In 2008 the total number of full-time equivalent jobs was 60. The number of jobs in the primary sector was 11, all of which were in agriculture. The number of jobs in the secondary sector was 12 of which 11 or (91.7%) were in manufacturing and 1 was in construction. The number of jobs in the tertiary sector was 37. In the tertiary sector; 8 or 21.6% were in wholesale or retail sales or the repair of motor vehicles, 3 or 8.1% were in the movement and storage of goods, 6 or 16.2% were in a hotel or restaurant, 1 was a technical professional or scientist, 10 or 27.0% were in education.

In 2000, there were 29 workers who commuted into the municipality and 421 workers who commuted away. The municipality is a net exporter of workers, with about 14.5 workers leaving the municipality for every one entering. Of the working population, 13.9% used public transportation to get to work, and 62% used a private car.

==Religion==
From the 2000 census, 952 or 90.7% were Roman Catholic, while 34 or 3.2% belonged to the Swiss Reformed Church. Of the rest of the population, there were 46 individuals (or about 4.38% of the population) who belonged to another Christian church. There were 12 (or about 1.14% of the population) who were Islamic. 8 (or about 0.76% of the population) belonged to no church, are agnostic or atheist, and 21 individuals (or about 2.00% of the population) did not answer the question.

==Education==
In Baltschieder about 378 or (36.0%) of the population have completed non-mandatory upper secondary education, and 96 or (9.1%) have completed additional higher education (either university or a Fachhochschule). Of the 96 who completed tertiary schooling, 79.2% were Swiss men, 16.7% were Swiss women.

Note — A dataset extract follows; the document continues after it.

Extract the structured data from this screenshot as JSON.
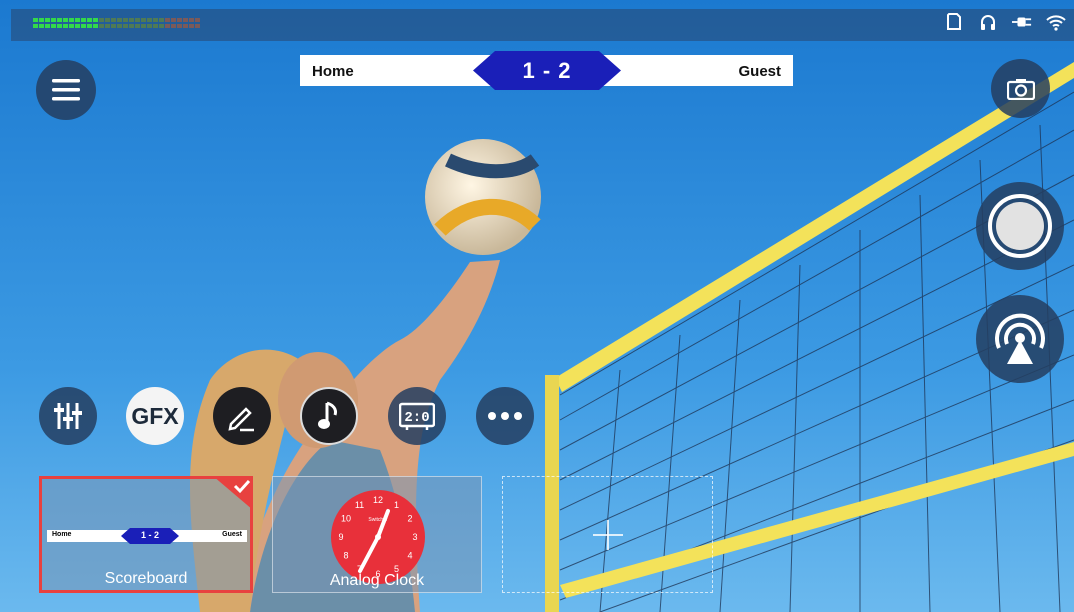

During the 2010–2011 school year there were a total of 125 students in the Baltschieder school system. The education system in the Canton of Valais allows young children to attend one year of non-obligatory Kindergarten. During that school year, there 2 kindergarten classes (KG1 or KG2) and 26 kindergarten students. The canton's school system requires students to attend six years of primary school. In Baltschieder there were a total of 7 classes and 125 students in the primary school. The secondary school program consists of three lower, obligatory years of schooling (orientation classes), followed by three to five years of optional, advanced schools. All the lower and upper secondary students from Baltschieder attend their school in a neighboring municipality.

As of 2000, there were 84 students from Baltschieder who attended schools outside the municipality.